Juntos, Helen Mirren e Ian McKellen – os atores de A Grande Mentira (2019), em cartaz no Google Play e no YouTube – somam seis indicações ao Oscar, 18 ao Globo de Ouro, 16 ao Emmy (da TV americana) e 16 ao Bafta (a principal premiação britânica).
Juntos, também provam que às vezes, em raras exceções, as portas do estrelato abrem-se não apenas para a juventude: Sir Ian já tinha mais de 55 anos quando disputou pela primeira vez o Globo de Ouro, como o protagonista de Ricardo III (1995), uma versão da peça de Shakespeare transposta para a Inglaterra da década de 1930. Na sequência, concorreu ao Oscar de melhor ator por Deuses e Monstros (1998) e de ator coadjuvante pela primeira parte da trilogia O Senhor dos Anéis (2001). Também ganhou fama como o vilão Magneto nos primeiros filmes dos X-Men.
Dame Helen já estava quase passando dos 50 anos quando foi indicada ao Oscar de atriz coadjuvante por As Loucuras do Rei George (1994). Depois, na mesma categoria, voltaria à premiação da Academia de Hollywood por Assassinato em Gosford Park (2001). Como melhor atriz, venceu por interpretar Elizabeth II em A Rainha (2006) e ficou entre as finalistas por A Última Estação (2009).
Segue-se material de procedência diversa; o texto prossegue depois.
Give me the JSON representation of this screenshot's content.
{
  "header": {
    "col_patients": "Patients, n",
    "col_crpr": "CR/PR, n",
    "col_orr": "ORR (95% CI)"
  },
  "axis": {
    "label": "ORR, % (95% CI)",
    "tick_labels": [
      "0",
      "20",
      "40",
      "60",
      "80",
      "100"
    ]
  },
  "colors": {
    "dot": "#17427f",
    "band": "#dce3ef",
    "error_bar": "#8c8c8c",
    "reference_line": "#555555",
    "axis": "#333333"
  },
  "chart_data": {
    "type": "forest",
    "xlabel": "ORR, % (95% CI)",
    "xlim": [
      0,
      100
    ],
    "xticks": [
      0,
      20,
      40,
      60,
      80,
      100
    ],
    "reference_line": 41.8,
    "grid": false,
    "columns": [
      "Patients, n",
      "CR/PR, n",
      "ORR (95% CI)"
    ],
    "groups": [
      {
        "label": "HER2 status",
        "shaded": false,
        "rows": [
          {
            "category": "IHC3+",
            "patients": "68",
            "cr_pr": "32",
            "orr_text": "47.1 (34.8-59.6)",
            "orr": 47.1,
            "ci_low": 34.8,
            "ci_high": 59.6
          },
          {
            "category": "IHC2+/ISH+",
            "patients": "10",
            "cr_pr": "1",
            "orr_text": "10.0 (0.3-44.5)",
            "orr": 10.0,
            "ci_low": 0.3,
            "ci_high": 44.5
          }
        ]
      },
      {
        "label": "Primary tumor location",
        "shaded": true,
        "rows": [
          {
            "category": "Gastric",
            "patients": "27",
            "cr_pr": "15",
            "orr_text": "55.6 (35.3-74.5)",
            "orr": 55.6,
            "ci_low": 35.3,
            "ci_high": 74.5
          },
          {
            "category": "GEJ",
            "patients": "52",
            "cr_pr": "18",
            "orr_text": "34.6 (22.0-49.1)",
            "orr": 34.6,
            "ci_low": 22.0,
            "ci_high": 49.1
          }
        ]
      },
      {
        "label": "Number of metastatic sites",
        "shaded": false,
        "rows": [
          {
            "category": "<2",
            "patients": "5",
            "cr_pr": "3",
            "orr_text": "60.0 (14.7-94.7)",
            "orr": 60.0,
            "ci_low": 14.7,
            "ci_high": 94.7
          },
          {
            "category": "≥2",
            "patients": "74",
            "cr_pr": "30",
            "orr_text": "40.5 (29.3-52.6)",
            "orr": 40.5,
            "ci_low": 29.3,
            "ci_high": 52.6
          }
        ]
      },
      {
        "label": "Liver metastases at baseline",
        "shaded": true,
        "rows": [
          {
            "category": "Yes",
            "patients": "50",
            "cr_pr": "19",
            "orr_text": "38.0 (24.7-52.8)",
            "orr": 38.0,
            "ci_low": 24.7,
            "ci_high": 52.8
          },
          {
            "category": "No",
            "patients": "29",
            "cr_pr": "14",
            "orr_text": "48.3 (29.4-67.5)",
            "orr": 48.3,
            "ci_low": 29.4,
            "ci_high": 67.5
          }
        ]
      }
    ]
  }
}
No Globo de Ouro, vem competindo praticamente a cada ano: em 2013, por Hitchcock, em 2014, por Phil Spector, em 2015, por A 100 Passos de um Sonho, em 2016, por Trumbo, em 2018, por Ella e John, e em 2020, por Catherine the Great.
Juntos pela primeira vez na carreira, os ingleses McKellen, hoje com 81 anos, e Mirren, 75, fazem de The Good Liar um filme melhor do que de fato é.
Há um motivo extra para eu ter gastado espaço falando da carreira dos dois atores. É que A Grande Mentira é um filme sobre trapaça – quanto menos o espectador souber o que vai ver, mais ele poderá ser entretido durante quase duas horas (talvez seja melhor nem assistir ao trailer abaixo). O que dá para dizer é o seguinte:
Em sua quarta parceria com o diretor americano Bill Condon (após Deuses e Monstros, Mr. Holmes e a refilmagem de A Bela e a Fera, da Disney), McKellen encarna Roy Courtnay. Trata-se, como descobrimos logo nos minutos iniciais, de um golpista. Com ajuda do fiel escudeiro, Vincent (Jim Carter, o mordomo Carson de Downton Abbey), mente para todos, sejam viúvas com uma senhora poupança e uma confiança desmedida, sejam investidores dispostos a acreditar em lucro fácil e rápido.
Helen Mirren interpreta Betty, a próxima vítima de Roy. Os dois se conhecem por meio de um site de relacionamentos, usando nomes falsos, omitindo uma informações aqui, mudando sua história ali. Ou seja: ela também é capaz de mentir.
E chega de falar sobre a sinopse.
Baseado em um best-seller homônimo escrito por Nicholas Searle, A Grande Mentira tem uma virada na trama que, apesar de aguardada (pois os dois personagens certamente estão escondendo algo – "É mais profundo do que parece", dirá Betty), é um tanto quanto mirabolante e duvidosa, daquelas capazes de derrubar a suspensão da descrença. Mas cumpre dizer que, para não soar como uma solução mágica, tirada da cartola, o diretor Bill Condon espalha pistas. Fica a dica: preste atenção no filme a que Betty e Roy assistem quando vão ao cinema e no que os dois dizem após a sessão, e repare no destino turístico onde ela quer passar umas férias. Ainda assim, é possível que, ao final, o espectador sinta um gosto não de champanhe, mas de uma reles água – e sem gás.
Enquanto isso, vale, muito, testemunhar dois grandes atores maduros brincando como crianças em um parque de diversões. Ian McKellen e Helen Mirren aproveitam cada minuto em cena. Exibem seu talento para traduzirem, com uma fração de olhares, toda uma gama de sentimentos. Saboreiam cada linha de diálogo — chega a dar um frisson quando Betty fala sobre "segredos guardados entre a gente, Deus, o Diabo e os mortos".